The Story
Why it exists.
The beginning
Phuong Dang built Raw Secret around an imaginary white flower, one that exists in the space between pure concept and tangible reality. The brief was poetic: capture something that hovers, that hasn't fully arrived. Perfumer Marina Jung-Allegret translated this into a fragrance that begins in clarity and ends in warmth, structured enough to feel intentional, soft enough to feel personal. The name says it all, something raw, but kept close.
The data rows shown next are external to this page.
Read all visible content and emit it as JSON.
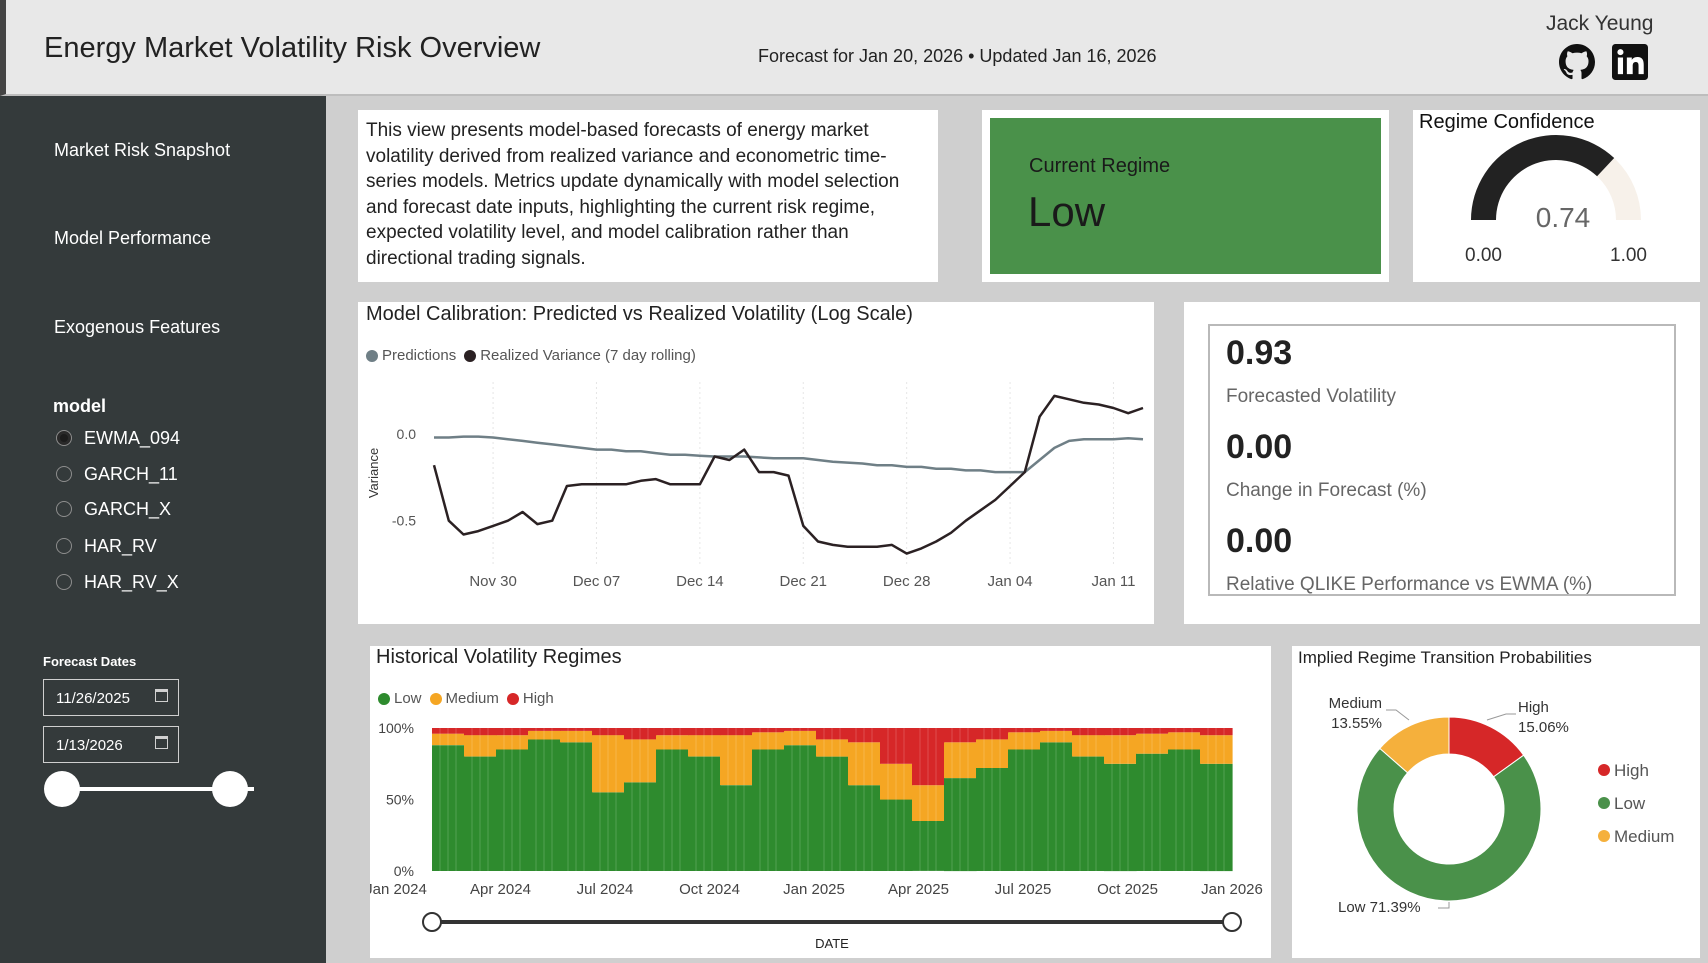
{
  "header": {
    "title": "Energy Market Volatility Risk Overview",
    "subtitle": "Forecast for Jan 20, 2026 • Updated Jan 16, 2026",
    "author": "Jack Yeung",
    "icons": [
      "github-icon",
      "linkedin-icon"
    ]
  },
  "sidebar": {
    "nav": [
      "Market Risk Snapshot",
      "Model Performance",
      "Exogenous Features"
    ],
    "model_label": "model",
    "models": [
      {
        "label": "EWMA_094",
        "selected": true
      },
      {
        "label": "GARCH_11",
        "selected": false
      },
      {
        "label": "GARCH_X",
        "selected": false
      },
      {
        "label": "HAR_RV",
        "selected": false
      },
      {
        "label": "HAR_RV_X",
        "selected": false
      }
    ],
    "forecast_dates_label": "Forecast Dates",
    "date_start": "11/26/2025",
    "date_end": "1/13/2026"
  },
  "description": "This view presents model-based forecasts of energy market volatility derived from realized variance and econometric time-series models. Metrics update dynamically with model selection and forecast date inputs, highlighting the current risk regime, expected volatility level, and model calibration rather than directional trading signals.",
  "regime": {
    "label": "Current Regime",
    "value": "Low",
    "color": "#4a914a"
  },
  "confidence": {
    "title": "Regime Confidence",
    "value": 0.74,
    "value_text": "0.74",
    "min": "0.00",
    "max": "1.00"
  },
  "kpis": [
    {
      "value": "0.93",
      "label": "Forecasted Volatility"
    },
    {
      "value": "0.00",
      "label": "Change in Forecast (%)"
    },
    {
      "value": "0.00",
      "label": "Relative QLIKE Performance vs EWMA (%)"
    }
  ],
  "colors": {
    "low": "#2e8b2e",
    "medium": "#f5a623",
    "high": "#d62728",
    "predictions": "#6f7f86",
    "realized": "#2b2123"
  },
  "chart_data": [
    {
      "type": "line",
      "title": "Model Calibration: Predicted vs Realized Volatility (Log Scale)",
      "ylabel": "Variance",
      "xlabel": "",
      "x_ticks": [
        "Nov 30",
        "Dec 07",
        "Dec 14",
        "Dec 21",
        "Dec 28",
        "Jan 04",
        "Jan 11"
      ],
      "y_ticks": [
        "0.0",
        "-0.5"
      ],
      "ylim": [
        -0.75,
        0.3
      ],
      "x_dates": [
        "Nov 26",
        "Nov 27",
        "Nov 28",
        "Nov 29",
        "Nov 30",
        "Dec 01",
        "Dec 02",
        "Dec 03",
        "Dec 04",
        "Dec 05",
        "Dec 06",
        "Dec 07",
        "Dec 08",
        "Dec 09",
        "Dec 10",
        "Dec 11",
        "Dec 12",
        "Dec 13",
        "Dec 14",
        "Dec 15",
        "Dec 16",
        "Dec 17",
        "Dec 18",
        "Dec 19",
        "Dec 20",
        "Dec 21",
        "Dec 22",
        "Dec 23",
        "Dec 24",
        "Dec 25",
        "Dec 26",
        "Dec 27",
        "Dec 28",
        "Dec 29",
        "Dec 30",
        "Dec 31",
        "Jan 01",
        "Jan 02",
        "Jan 03",
        "Jan 04",
        "Jan 05",
        "Jan 06",
        "Jan 07",
        "Jan 08",
        "Jan 09",
        "Jan 10",
        "Jan 11",
        "Jan 12",
        "Jan 13"
      ],
      "series": [
        {
          "name": "Predictions",
          "values": [
            -0.02,
            -0.02,
            -0.015,
            -0.015,
            -0.02,
            -0.03,
            -0.04,
            -0.05,
            -0.06,
            -0.07,
            -0.08,
            -0.09,
            -0.09,
            -0.1,
            -0.1,
            -0.11,
            -0.12,
            -0.12,
            -0.125,
            -0.13,
            -0.13,
            -0.13,
            -0.135,
            -0.14,
            -0.14,
            -0.14,
            -0.15,
            -0.16,
            -0.165,
            -0.17,
            -0.18,
            -0.18,
            -0.19,
            -0.19,
            -0.2,
            -0.2,
            -0.21,
            -0.21,
            -0.22,
            -0.22,
            -0.22,
            -0.15,
            -0.08,
            -0.04,
            -0.03,
            -0.03,
            -0.03,
            -0.025,
            -0.03
          ]
        },
        {
          "name": "Realized Variance (7 day rolling)",
          "values": [
            -0.18,
            -0.5,
            -0.58,
            -0.56,
            -0.53,
            -0.5,
            -0.45,
            -0.52,
            -0.5,
            -0.3,
            -0.29,
            -0.29,
            -0.29,
            -0.29,
            -0.27,
            -0.26,
            -0.29,
            -0.29,
            -0.29,
            -0.13,
            -0.15,
            -0.09,
            -0.22,
            -0.22,
            -0.24,
            -0.53,
            -0.62,
            -0.64,
            -0.65,
            -0.65,
            -0.65,
            -0.64,
            -0.69,
            -0.66,
            -0.62,
            -0.57,
            -0.5,
            -0.44,
            -0.38,
            -0.3,
            -0.22,
            0.1,
            0.22,
            0.2,
            0.18,
            0.17,
            0.15,
            0.12,
            0.15
          ]
        }
      ]
    },
    {
      "type": "area",
      "title": "Historical Volatility Regimes",
      "xlabel": "DATE",
      "stacked": "100%",
      "x_ticks": [
        "Jan 2024",
        "Apr 2024",
        "Jul 2024",
        "Oct 2024",
        "Jan 2025",
        "Apr 2025",
        "Jul 2025",
        "Oct 2025",
        "Jan 2026"
      ],
      "y_ticks": [
        "100%",
        "50%",
        "0%"
      ],
      "legend": [
        "Low",
        "Medium",
        "High"
      ],
      "x_months": [
        "Jan 2024",
        "Feb 2024",
        "Mar 2024",
        "Apr 2024",
        "May 2024",
        "Jun 2024",
        "Jul 2024",
        "Aug 2024",
        "Sep 2024",
        "Oct 2024",
        "Nov 2024",
        "Dec 2024",
        "Jan 2025",
        "Feb 2025",
        "Mar 2025",
        "Apr 2025",
        "May 2025",
        "Jun 2025",
        "Jul 2025",
        "Aug 2025",
        "Sep 2025",
        "Oct 2025",
        "Nov 2025",
        "Dec 2025",
        "Jan 2026"
      ],
      "series": [
        {
          "name": "Low",
          "values": [
            0.88,
            0.8,
            0.85,
            0.92,
            0.9,
            0.55,
            0.62,
            0.85,
            0.8,
            0.6,
            0.85,
            0.88,
            0.8,
            0.6,
            0.5,
            0.35,
            0.65,
            0.72,
            0.85,
            0.9,
            0.8,
            0.75,
            0.82,
            0.85,
            0.75
          ]
        },
        {
          "name": "Medium",
          "values": [
            0.08,
            0.15,
            0.1,
            0.06,
            0.08,
            0.4,
            0.3,
            0.1,
            0.15,
            0.35,
            0.12,
            0.1,
            0.12,
            0.3,
            0.25,
            0.25,
            0.25,
            0.2,
            0.12,
            0.08,
            0.15,
            0.2,
            0.14,
            0.12,
            0.2
          ]
        },
        {
          "name": "High",
          "values": [
            0.04,
            0.05,
            0.05,
            0.02,
            0.02,
            0.05,
            0.08,
            0.05,
            0.05,
            0.05,
            0.03,
            0.02,
            0.08,
            0.1,
            0.25,
            0.4,
            0.1,
            0.08,
            0.03,
            0.02,
            0.05,
            0.05,
            0.04,
            0.03,
            0.05
          ]
        }
      ]
    },
    {
      "type": "pie",
      "title": "Implied Regime Transition Probabilities",
      "donut": true,
      "slices": [
        {
          "name": "High",
          "value": 15.06,
          "label": "High",
          "pct": "15.06%"
        },
        {
          "name": "Low",
          "value": 71.39,
          "label": "Low",
          "pct": "71.39%"
        },
        {
          "name": "Medium",
          "value": 13.55,
          "label": "Medium",
          "pct": "13.55%"
        }
      ],
      "legend": [
        "High",
        "Low",
        "Medium"
      ],
      "legend_position": "right"
    }
  ]
}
What makes Raw Secret interesting is the aldehydes. They don't arrive and leave. They persist, threading through the white florals like a quiet argument that never resolves. Bergamot and mandarin orange open precise and clean, but ginger and red pepper keep it honest. Not fresh in the usual sense. The jasmine absolute doesn't perform, it settles, becomes skin rather than perfume. The lily of the valley is the ghost in the composition: delicate, fleeting, barely there. Sandalwood and amber in the base ensure the whole thing ends warm and close, not loud and far.
The evolution
The aldehydes arrive first, waxy, abstract, lifting the citrus into something cooler than bright. Bergamot and mandarin move fast, ceding to ginger and red pepper within minutes. The green-spicy bite is the first real impression: clean heat that sharpens without cutting. Jasmine absolute blooms after twenty minutes, warm and intimate. The lily of the valley stays elusive, you sense it more than smell it. Sandalwood arrives around the hour mark, bringing cream and warmth that softens everything that came before. The amber waits. Eventually it settles, adding a quiet resinous glow that lingers for hours after. On fabric, the aldehydes become more pronounced, a waxy, almost abstract floral that hangs close and refuses to fully disappear.
Cultural impact
When Phuong Dang launched in October 2016, the debut collection of ten fragrances arrived during a period when independent perfumers were reviving classical perfumery techniques. Raw Secret positioned itself within this movement, drawing from the aldehydic white floral traditions that shaped 20th-century perfumery while engaging a new generation of enthusiasts. The fragrance community received it as an artistic, refined aldehydic white floral that appeals to those who appreciate classical perfumery techniques.